2. The district court may consider evidence outside of the administrative record only if that evidence is offered in support of a procedural challenge to the administrator's decision, such as an alleged lack of due process afforded by the administrator or alleged bias on its part. This also means that any prehearing discovery at the district court level should be limited to such procedural challenges.
3. For the reasons set forth above, the summary judgment procedures set forth in Rule 56 are inapposite to ERISA actions and thus should not be utilized in their disposition.Id. at 619.
LEGAL ANALYSIS
Of course, the exhaustion of administrative remedies in ERISA cases is required by judicial precedent in this Circuit. Fallick v. Nationwide Mut. Ins. Co., 162 F.3d 410, 418 (6th Cir. 1998). The Sixth Circuit's case law, though, is much less direct in answering the question of whether one who has failed to timely administratively appeal a denial of benefits may continue to challenge the denial of benefits.

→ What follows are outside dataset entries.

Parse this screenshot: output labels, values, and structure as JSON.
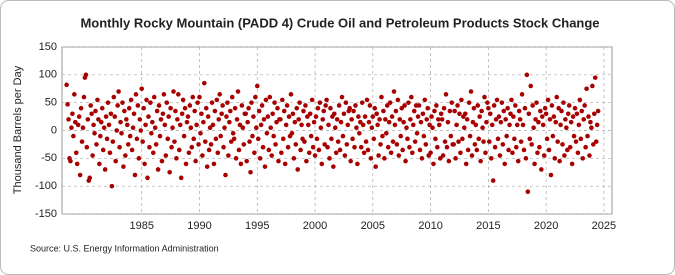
{
  "chart_data": {
    "type": "scatter",
    "title": "Monthly Rocky Mountain (PADD 4) Crude Oil and Petroleum Products Stock Change",
    "y_label": "Thousand Barrels per Day",
    "source": "Source: U.S. Energy Information Administration",
    "color": "#a80000",
    "grid": true,
    "xlim": [
      1978.1,
      2025.7
    ],
    "ylim": [
      -150,
      150
    ],
    "xticks": [
      1985,
      1990,
      1995,
      2000,
      2005,
      2010,
      2015,
      2020,
      2025
    ],
    "yticks": [
      -150,
      -100,
      -50,
      0,
      50,
      100,
      150
    ],
    "start": 1978.5,
    "x": [],
    "values": [
      82,
      47,
      20,
      -50,
      -55,
      5,
      30,
      -10,
      65,
      15,
      -40,
      -60,
      10,
      25,
      -80,
      40,
      -20,
      5,
      60,
      95,
      100,
      -30,
      20,
      -90,
      -85,
      45,
      30,
      -45,
      10,
      -5,
      35,
      -25,
      55,
      20,
      -60,
      -10,
      15,
      40,
      -35,
      5,
      -70,
      25,
      -15,
      50,
      10,
      -40,
      30,
      -100,
      -20,
      60,
      25,
      -55,
      0,
      45,
      70,
      -30,
      15,
      -5,
      50,
      -65,
      35,
      -45,
      20,
      10,
      -25,
      40,
      -10,
      55,
      -35,
      5,
      30,
      -80,
      65,
      -15,
      45,
      -50,
      20,
      0,
      75,
      -20,
      40,
      -60,
      10,
      55,
      -85,
      25,
      -30,
      50,
      -5,
      15,
      -40,
      60,
      5,
      -25,
      35,
      -70,
      45,
      -10,
      20,
      -55,
      30,
      65,
      10,
      -45,
      50,
      -15,
      25,
      -75,
      40,
      -30,
      5,
      70,
      -20,
      35,
      -50,
      20,
      65,
      -35,
      10,
      -85,
      30,
      55,
      -10,
      40,
      -60,
      15,
      25,
      -40,
      45,
      5,
      -30,
      60,
      -15,
      35,
      -55,
      10,
      50,
      -25,
      60,
      -5,
      30,
      -45,
      15,
      85,
      -20,
      40,
      -65,
      25,
      -35,
      5,
      -25,
      50,
      10,
      -60,
      35,
      -15,
      55,
      -40,
      20,
      65,
      -10,
      30,
      45,
      -30,
      5,
      -80,
      25,
      50,
      -45,
      15,
      35,
      -20,
      60,
      -5,
      -15,
      40,
      -50,
      20,
      70,
      -35,
      10,
      -60,
      45,
      5,
      -25,
      30,
      30,
      -55,
      15,
      40,
      -20,
      -75,
      50,
      -10,
      25,
      -40,
      60,
      5,
      80,
      -15,
      35,
      -50,
      10,
      45,
      -30,
      20,
      -65,
      55,
      -5,
      25,
      -35,
      60,
      5,
      -45,
      30,
      -10,
      50,
      -25,
      15,
      40,
      -55,
      20,
      20,
      -40,
      55,
      -15,
      35,
      -60,
      10,
      45,
      -30,
      25,
      -10,
      65,
      -5,
      30,
      -50,
      15,
      -25,
      40,
      -70,
      20,
      50,
      -35,
      10,
      -15,
      35,
      -20,
      45,
      -55,
      25,
      10,
      -40,
      30,
      -10,
      55,
      -30,
      15,
      -45,
      25,
      -15,
      40,
      -35,
      50,
      5,
      -60,
      20,
      35,
      -25,
      45,
      55,
      -30,
      10,
      -50,
      40,
      -15,
      25,
      -65,
      30,
      5,
      -40,
      20,
      -20,
      45,
      -35,
      15,
      60,
      -10,
      30,
      -45,
      50,
      -25,
      10,
      35,
      40,
      -55,
      20,
      -15,
      35,
      -30,
      45,
      5,
      -60,
      25,
      -5,
      15,
      -30,
      50,
      10,
      -40,
      25,
      -20,
      55,
      -35,
      15,
      45,
      -50,
      5,
      25,
      -15,
      40,
      -65,
      30,
      10,
      -45,
      20,
      -25,
      60,
      -10,
      35,
      -50,
      20,
      -5,
      45,
      -30,
      15,
      50,
      -40,
      25,
      -20,
      70,
      10,
      35,
      -25,
      55,
      -45,
      20,
      -10,
      40,
      -35,
      15,
      45,
      -55,
      5,
      -15,
      50,
      -30,
      20,
      60,
      -40,
      10,
      35,
      -20,
      45,
      -5,
      25,
      45,
      -35,
      15,
      -50,
      30,
      -10,
      55,
      -25,
      20,
      40,
      -45,
      10,
      -40,
      25,
      5,
      -60,
      35,
      -15,
      45,
      -30,
      20,
      10,
      -50,
      30,
      20,
      -45,
      40,
      -20,
      65,
      -30,
      15,
      -55,
      35,
      -10,
      50,
      -25,
      -25,
      35,
      -50,
      10,
      45,
      -20,
      30,
      -40,
      55,
      -15,
      25,
      5,
      30,
      -60,
      20,
      -35,
      50,
      -10,
      70,
      -45,
      15,
      40,
      -25,
      10,
      -35,
      45,
      -15,
      25,
      -55,
      35,
      5,
      -20,
      60,
      -40,
      15,
      50,
      40,
      -20,
      30,
      -50,
      10,
      -90,
      45,
      -30,
      20,
      55,
      -15,
      25,
      -45,
      15,
      50,
      -25,
      35,
      -60,
      20,
      -10,
      40,
      -35,
      10,
      30,
      55,
      -40,
      25,
      -15,
      45,
      -30,
      10,
      -55,
      35,
      20,
      -20,
      65,
      10,
      -35,
      40,
      -50,
      100,
      -110,
      30,
      -15,
      80,
      -25,
      45,
      5,
      -60,
      20,
      50,
      -40,
      15,
      -30,
      35,
      -70,
      25,
      10,
      -45,
      40,
      30,
      -15,
      55,
      -35,
      20,
      -80,
      45,
      -10,
      25,
      -50,
      15,
      60,
      -20,
      40,
      -55,
      10,
      35,
      -25,
      50,
      -45,
      20,
      5,
      -35,
      30,
      45,
      -30,
      15,
      -60,
      25,
      -10,
      40,
      -20,
      30,
      -40,
      10,
      55,
      -15,
      35,
      -50,
      20,
      45,
      -30,
      75,
      -10,
      25,
      -45,
      15,
      5,
      80,
      -25,
      30,
      95,
      -20,
      10,
      35
    ]
  }
}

One indication on this subject is the Sixth Circuit's decision in Baxter v. C.A. Muer Corp., 941 F.2d 451 (1991), which dismissed with prejudice a claim for benefits wherein the administrative appeal was untimely. The Baxter decision, however, said little about the policies driving its decision, other than it had considered dismissing the appeal without prejudice, but rejected doing so because the record did not warrant it. ( Id. at 454 n. 1.)

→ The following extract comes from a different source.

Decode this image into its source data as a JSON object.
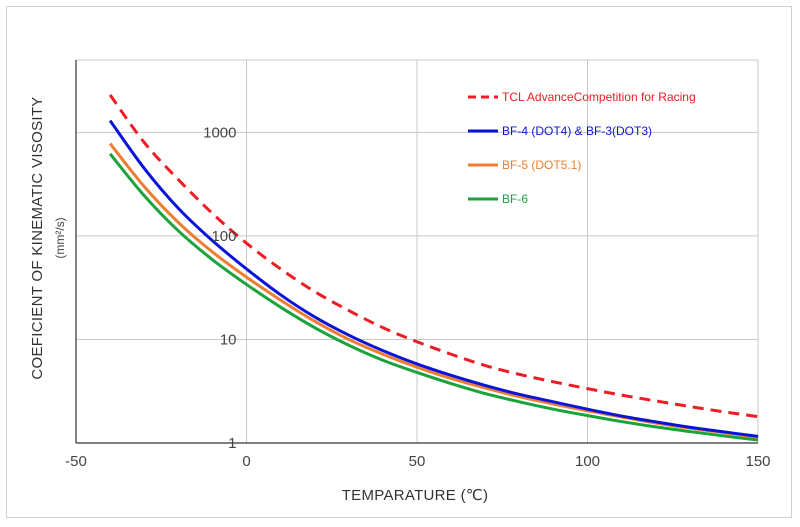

Although this Circuit's case law is less than perspicacious on this point, the great weight of other legal authorities require timely exhaustion of administrative remedies as a condition precedent to suit (in the absence of some equitable exception). See Terry v. Bayer Corp., 145 F.3d 28, 40 (1st Cir. 1991); Watts v. BellSouth Telecommunications, Inc., 316 F.3d 1203, 1206-07 (11th Cir. 2003); Gallegos v. Mt. Sinai Med. Ctr., 210 F.3d 803, 809-10 (7th Cir. 2000); Sanfilippo v. Provident Life Cas. Ins. Co., 178 F. Supp. 2d 450, 458 (S.D.N.Y. 2002) (citing cases). In this case, Plaintiff's appeal came far too late.

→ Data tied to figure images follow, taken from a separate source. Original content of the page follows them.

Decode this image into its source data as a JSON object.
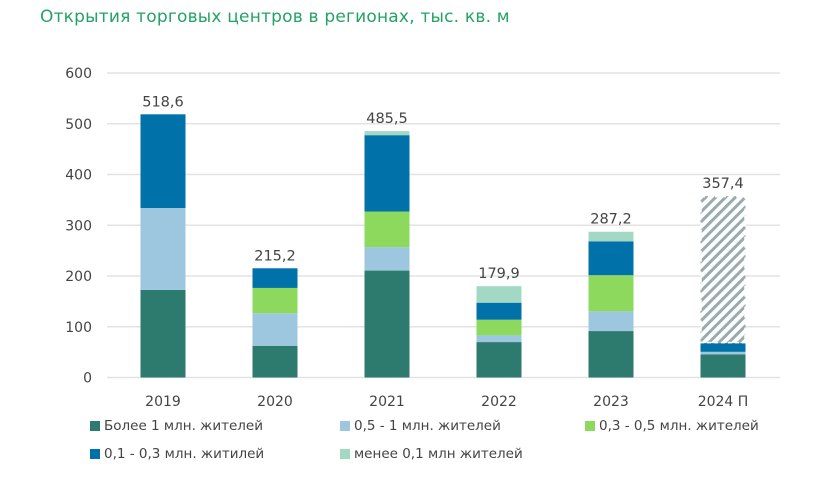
{
  "chart_data": {
    "type": "bar",
    "stacked": true,
    "title": "Открытия торговых центров в регионах, тыс. кв. м",
    "xlabel": "",
    "ylabel": "",
    "ylim": [
      0,
      600
    ],
    "yticks": [
      0,
      100,
      200,
      300,
      400,
      500,
      600
    ],
    "grid": true,
    "legend_position": "bottom",
    "categories": [
      "2019",
      "2020",
      "2021",
      "2022",
      "2023",
      "2024 П"
    ],
    "totals": [
      "518,6",
      "215,2",
      "485,5",
      "179,9",
      "287,2",
      "357,4"
    ],
    "series": [
      {
        "name": "Более 1 млн. жителей",
        "color": "#2d7a6f",
        "values": [
          172.5,
          62.5,
          210.7,
          69.8,
          91.5,
          45.4
        ]
      },
      {
        "name": "0,5 - 1 млн. жителей",
        "color": "#9cc7de",
        "values": [
          161.5,
          64.0,
          46.3,
          13.2,
          38.9,
          5.2
        ]
      },
      {
        "name": "0,3 - 0,5 млн. жителей",
        "color": "#8cd95e",
        "values": [
          0,
          50.0,
          70.0,
          30.9,
          71.2,
          0
        ]
      },
      {
        "name": "0,1 - 0,3 млн. житилей",
        "color": "#0071a9",
        "values": [
          184.6,
          38.7,
          150.5,
          33.5,
          66.4,
          17.2
        ]
      },
      {
        "name": "менее 0,1 млн жителей",
        "color": "#a3d9c4",
        "values": [
          0,
          0,
          8.0,
          32.5,
          19.2,
          0
        ]
      },
      {
        "color": "#9aabae",
        "pattern": "hatched",
        "values": [
          0,
          0,
          0,
          0,
          0,
          289.6
        ]
      }
    ]
  }
}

While the Court agrees that in some circumstances an equitable extension to a contractual limitation period is appropriate, see Gallegos, supra, the instant case presents no such circumstance. The insurer was forgiving, even solicitous of Plaintiff, in seeking the physician information necessary to continue disability benefits. Plaintiff's delay in filing the appeal was extreme and was not prompted by any misrepresentation or misconduct by Defendant. Accordingly, as in Baxter, this is a proper suit in which to dismiss the action with prejudice.
CONCLUSION
Judgment shall enter consistent with this Opinion in favor of Defendant and against Plaintiff, whose claims will be dismissed with prejudice.